I've only posted a handful of photos on this blog so far and each time I select a photo, I begin my dialog by writing about how each photo is a favorite. Well, this is no different. I guess maybe it's a given -- each photo here is a favorite because I don't even bother scanning an image unless it has that "favorite" potential. I normally don't even take the time to work with an image unless it calls out to me from the start, and for that matter, I normally don't even waste the film if I don't find what I see through the viewfinder particularly interesting. I'm not sure if that's good or bad, I just hate to waste film. I don't mind wasting money on shoes or time on the internet or calories on Dreyer's Dreamery Peanut Butter Chunk ice cream, but I hate wasting film on less than desirable compositions. I guess where I'm going with this is that it's just really nice to be doing this for myself now. No college instructors commanding 10 perfect prints by next week, no showing up when the lab opened so I could get the Bessy enlarger that I liked the best, no signing up for time slots on the 2000P that didn't band, no more wasting film just to fulfill an assignment... I can do what I want, when I want and I can do it in the comfort of my own home, my "favorite" place to work. That being said, this shot is a favorite for many reasons: the place, the day, the company.. it had all the workings of a favorite memory. It was taken at my dad's cabin just after a brief but strong summer thunderstorm. He and I sat up against the house in a comfy wooden porch swing and waited out the rain. My first SLR, my grandpa's Fujica AZ-1, sat ready and waiting in my right hand. I love the summer.

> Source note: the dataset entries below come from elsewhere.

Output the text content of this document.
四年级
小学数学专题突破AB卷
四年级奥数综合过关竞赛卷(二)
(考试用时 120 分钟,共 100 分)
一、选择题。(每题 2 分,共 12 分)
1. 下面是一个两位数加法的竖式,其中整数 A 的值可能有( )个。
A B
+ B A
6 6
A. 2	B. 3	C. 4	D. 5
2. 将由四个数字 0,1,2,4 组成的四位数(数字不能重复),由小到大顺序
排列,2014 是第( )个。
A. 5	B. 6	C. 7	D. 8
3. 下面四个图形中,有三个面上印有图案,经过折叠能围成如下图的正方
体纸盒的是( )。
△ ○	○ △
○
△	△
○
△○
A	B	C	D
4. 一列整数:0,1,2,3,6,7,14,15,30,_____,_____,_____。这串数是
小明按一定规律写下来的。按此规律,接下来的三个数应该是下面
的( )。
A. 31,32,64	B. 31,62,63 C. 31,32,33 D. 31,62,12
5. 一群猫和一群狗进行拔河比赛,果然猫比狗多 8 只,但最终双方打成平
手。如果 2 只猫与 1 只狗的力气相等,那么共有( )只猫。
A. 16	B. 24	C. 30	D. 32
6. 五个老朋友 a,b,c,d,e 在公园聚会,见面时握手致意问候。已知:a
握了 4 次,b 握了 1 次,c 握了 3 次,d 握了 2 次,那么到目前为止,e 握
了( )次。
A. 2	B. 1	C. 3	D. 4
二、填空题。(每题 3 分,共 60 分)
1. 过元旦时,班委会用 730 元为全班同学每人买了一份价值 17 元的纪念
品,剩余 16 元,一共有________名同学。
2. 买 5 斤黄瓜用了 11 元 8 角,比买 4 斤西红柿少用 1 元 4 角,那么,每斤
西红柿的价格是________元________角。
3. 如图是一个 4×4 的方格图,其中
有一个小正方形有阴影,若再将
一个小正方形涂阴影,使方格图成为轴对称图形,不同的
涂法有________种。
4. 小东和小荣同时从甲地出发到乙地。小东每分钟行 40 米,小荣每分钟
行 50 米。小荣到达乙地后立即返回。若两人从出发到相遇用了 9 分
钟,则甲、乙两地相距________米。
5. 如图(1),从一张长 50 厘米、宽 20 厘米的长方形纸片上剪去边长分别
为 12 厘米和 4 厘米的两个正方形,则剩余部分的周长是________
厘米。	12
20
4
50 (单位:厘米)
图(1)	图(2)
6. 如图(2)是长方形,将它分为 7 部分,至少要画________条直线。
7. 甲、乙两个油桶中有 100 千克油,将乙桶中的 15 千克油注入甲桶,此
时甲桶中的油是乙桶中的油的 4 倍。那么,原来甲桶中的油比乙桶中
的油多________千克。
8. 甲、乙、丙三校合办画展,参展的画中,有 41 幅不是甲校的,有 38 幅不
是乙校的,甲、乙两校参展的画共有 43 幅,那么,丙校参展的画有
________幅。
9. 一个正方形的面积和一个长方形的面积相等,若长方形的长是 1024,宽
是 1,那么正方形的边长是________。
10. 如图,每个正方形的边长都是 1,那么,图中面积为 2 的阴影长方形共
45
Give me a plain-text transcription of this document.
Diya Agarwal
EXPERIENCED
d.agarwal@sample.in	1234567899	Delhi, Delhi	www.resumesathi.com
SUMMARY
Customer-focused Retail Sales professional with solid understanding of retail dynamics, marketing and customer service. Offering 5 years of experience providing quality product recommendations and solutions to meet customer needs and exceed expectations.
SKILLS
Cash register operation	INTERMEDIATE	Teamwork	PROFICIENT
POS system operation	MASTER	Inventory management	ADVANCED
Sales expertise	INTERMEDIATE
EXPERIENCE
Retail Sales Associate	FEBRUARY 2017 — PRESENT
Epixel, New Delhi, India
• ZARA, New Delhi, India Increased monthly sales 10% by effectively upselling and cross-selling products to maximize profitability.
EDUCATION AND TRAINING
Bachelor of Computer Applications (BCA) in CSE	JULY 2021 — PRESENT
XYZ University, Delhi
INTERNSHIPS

Another from the North Fork trail to Ben Lomond. This is a view from one of the many switchbacks along the first four miles of the trail. The sun was just up from behind the mountains on the other side of the valley. It was absolutely stunning.

Each year on the last Saturday in September, my husband and I carry on his birthday tradition by hiking to 9712' Ben Lomond Peak. There are a few ways to reach the summit but we tend to hike the trail beginning at North Fork. It's 7.6 miles each way and gains about 3500' in elevation. This image was taken on my first trip about three miles from the trailhead.